Intense beams of synchrotron X-rays produced at the European Synchrotron Radiation Facility (ESRF) in Grenoble have revealed the inner workings of Niccolò Paganini’s favourite violin. Renowned for its acoustic prowess, the 280 year-old “Il Cannone” ranks among the most important instruments in the history of Western music. To help understand and preserve the precious artefact, the Municipality of Genoa in Italy and the Premio Paganini teamed up with researchers at the ESRF’s new BM18 beam line to study the structural status of the wood and its bonding.

Using multi-resolution propagation phase-contrast X-ray microtomography, a non-destructive technique widely used at the ESRF for palaeontology, the team was able to reconstruct a 3D image of the violin at the level of its cellular structure. In addition to revealing Il Cannone’s conservation status and structure, the results hint at the interventions made by luthiers throughout the instrument’s life.

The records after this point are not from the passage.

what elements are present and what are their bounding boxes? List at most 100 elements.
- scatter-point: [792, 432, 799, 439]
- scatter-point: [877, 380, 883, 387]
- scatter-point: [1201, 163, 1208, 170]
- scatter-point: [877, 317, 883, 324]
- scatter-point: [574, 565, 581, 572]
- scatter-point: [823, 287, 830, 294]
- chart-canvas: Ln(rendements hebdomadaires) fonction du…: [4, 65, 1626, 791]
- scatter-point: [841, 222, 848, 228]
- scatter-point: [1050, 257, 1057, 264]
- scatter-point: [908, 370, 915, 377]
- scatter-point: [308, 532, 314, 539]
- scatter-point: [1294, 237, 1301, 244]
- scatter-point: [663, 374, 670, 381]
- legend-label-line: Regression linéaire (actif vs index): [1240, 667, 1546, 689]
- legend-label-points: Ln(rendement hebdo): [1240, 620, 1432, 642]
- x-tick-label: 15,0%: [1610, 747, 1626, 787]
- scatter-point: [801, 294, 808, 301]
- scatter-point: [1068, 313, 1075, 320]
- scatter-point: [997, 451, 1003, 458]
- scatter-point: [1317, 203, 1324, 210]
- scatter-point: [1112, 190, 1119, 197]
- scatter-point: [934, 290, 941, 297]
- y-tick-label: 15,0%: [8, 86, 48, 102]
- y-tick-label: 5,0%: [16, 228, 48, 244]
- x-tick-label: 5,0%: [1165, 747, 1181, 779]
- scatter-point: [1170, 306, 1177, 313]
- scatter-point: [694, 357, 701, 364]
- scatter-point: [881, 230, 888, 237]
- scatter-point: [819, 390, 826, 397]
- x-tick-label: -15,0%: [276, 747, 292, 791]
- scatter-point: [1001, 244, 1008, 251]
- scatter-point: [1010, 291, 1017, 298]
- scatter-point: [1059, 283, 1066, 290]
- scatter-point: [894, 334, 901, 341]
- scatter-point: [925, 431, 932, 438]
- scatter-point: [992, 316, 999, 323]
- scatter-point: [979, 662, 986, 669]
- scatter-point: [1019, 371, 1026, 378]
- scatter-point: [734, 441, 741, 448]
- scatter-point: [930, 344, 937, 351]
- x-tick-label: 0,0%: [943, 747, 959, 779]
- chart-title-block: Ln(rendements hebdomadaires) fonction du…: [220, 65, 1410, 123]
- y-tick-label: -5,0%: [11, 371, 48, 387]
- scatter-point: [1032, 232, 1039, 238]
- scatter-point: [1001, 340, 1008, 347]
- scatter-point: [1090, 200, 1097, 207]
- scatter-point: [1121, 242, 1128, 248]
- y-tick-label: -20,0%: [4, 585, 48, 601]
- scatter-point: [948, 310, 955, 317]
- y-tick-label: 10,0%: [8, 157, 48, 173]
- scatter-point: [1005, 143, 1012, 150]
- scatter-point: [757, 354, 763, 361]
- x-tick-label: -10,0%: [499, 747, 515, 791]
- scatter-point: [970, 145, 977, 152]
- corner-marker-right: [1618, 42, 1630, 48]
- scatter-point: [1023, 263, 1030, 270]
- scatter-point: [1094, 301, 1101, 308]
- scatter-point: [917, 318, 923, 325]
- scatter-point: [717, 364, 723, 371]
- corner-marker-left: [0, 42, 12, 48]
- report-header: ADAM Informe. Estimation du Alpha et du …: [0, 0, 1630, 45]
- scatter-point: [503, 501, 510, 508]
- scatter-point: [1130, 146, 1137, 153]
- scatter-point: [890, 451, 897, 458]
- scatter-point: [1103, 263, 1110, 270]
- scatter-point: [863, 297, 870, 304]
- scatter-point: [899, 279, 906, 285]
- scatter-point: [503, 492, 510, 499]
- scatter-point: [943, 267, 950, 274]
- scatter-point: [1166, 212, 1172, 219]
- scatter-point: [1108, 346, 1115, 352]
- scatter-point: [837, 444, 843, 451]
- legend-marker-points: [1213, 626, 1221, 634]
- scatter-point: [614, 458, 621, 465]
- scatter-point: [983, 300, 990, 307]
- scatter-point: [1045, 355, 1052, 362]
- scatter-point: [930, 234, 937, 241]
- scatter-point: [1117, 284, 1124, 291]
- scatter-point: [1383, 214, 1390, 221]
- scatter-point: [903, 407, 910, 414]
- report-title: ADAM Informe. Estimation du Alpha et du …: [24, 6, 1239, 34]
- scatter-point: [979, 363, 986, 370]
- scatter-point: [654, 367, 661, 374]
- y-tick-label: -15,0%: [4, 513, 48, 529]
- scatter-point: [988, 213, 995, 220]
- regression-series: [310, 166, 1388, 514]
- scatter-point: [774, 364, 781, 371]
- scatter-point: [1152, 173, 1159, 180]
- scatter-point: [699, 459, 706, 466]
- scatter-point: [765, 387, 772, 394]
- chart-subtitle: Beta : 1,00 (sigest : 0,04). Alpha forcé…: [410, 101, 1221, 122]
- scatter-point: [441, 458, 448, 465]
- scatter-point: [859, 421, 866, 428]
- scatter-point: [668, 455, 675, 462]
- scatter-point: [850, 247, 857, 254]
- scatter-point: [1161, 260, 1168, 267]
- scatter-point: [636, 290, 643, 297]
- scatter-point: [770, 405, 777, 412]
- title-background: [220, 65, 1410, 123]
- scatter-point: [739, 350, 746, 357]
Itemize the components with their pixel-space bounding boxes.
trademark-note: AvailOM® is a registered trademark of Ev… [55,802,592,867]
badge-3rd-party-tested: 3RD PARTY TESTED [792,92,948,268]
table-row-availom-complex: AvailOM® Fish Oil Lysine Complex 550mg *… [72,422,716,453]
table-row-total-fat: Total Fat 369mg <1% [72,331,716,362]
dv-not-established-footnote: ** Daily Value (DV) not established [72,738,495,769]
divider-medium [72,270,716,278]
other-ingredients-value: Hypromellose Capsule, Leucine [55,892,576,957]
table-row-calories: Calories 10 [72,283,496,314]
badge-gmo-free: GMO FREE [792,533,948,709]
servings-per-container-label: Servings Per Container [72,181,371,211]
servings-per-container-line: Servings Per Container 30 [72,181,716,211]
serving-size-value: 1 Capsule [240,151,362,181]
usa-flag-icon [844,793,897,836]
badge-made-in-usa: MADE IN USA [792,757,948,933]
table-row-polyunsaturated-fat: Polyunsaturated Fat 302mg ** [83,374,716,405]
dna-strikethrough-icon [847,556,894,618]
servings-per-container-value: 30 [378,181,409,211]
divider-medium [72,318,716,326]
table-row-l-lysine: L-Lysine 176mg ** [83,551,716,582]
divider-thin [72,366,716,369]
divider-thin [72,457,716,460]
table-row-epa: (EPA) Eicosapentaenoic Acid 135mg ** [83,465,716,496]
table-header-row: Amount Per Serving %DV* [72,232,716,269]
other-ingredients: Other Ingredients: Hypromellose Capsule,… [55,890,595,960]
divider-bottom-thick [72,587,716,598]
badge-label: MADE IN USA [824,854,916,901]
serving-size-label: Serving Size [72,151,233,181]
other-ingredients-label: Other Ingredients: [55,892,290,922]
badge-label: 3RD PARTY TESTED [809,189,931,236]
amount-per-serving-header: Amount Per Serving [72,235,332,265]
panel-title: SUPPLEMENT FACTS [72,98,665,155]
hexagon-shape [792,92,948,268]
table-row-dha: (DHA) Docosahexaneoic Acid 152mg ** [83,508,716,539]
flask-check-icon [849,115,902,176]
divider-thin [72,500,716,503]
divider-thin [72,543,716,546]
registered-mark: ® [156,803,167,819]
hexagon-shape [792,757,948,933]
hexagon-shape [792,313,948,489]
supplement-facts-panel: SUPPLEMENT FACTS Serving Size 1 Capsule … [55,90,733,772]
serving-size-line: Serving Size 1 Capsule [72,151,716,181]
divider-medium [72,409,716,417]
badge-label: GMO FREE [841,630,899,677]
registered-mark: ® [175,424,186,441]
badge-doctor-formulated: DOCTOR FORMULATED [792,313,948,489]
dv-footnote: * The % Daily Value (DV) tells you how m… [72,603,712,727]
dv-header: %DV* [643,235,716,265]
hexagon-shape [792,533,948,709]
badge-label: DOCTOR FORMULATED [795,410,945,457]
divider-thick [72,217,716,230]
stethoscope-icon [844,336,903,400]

In few months, we will be able to work on much larger instruments, up to the size of a double bass

Paul Tafforeau, ESRF

Inaugurated in 1994, the ESRF was the first “third generation” synchrotron, using periodic magnetic arrays called undulators to deliver the world’s brightest X-ray beams. It consists of a 844 m-circumference 6 GeV electron storage ring with almost 50 experimental stations serving around 5000 users per year across a wide range of disciplines. The study of Paganini’s violin was made possible by an EUR 330 million upgrade called the Extremely Brilliant Source, which came online in 2020. With an increased X-ray brightness and coherent flux 100 times higher than before, the facility allows complex materials to be imaged more quickly and in greater detail.

“We had to deal with some logistical and technical challenges, but the ESRF team did an incredible job to make this dream a reality,” says Paul Tafforeau, ESRF scientist in charge of BM18. “I hope that this experiment will be the first in a long series. In few months, we will be able to work on much larger instruments, up to the size of a double bass.”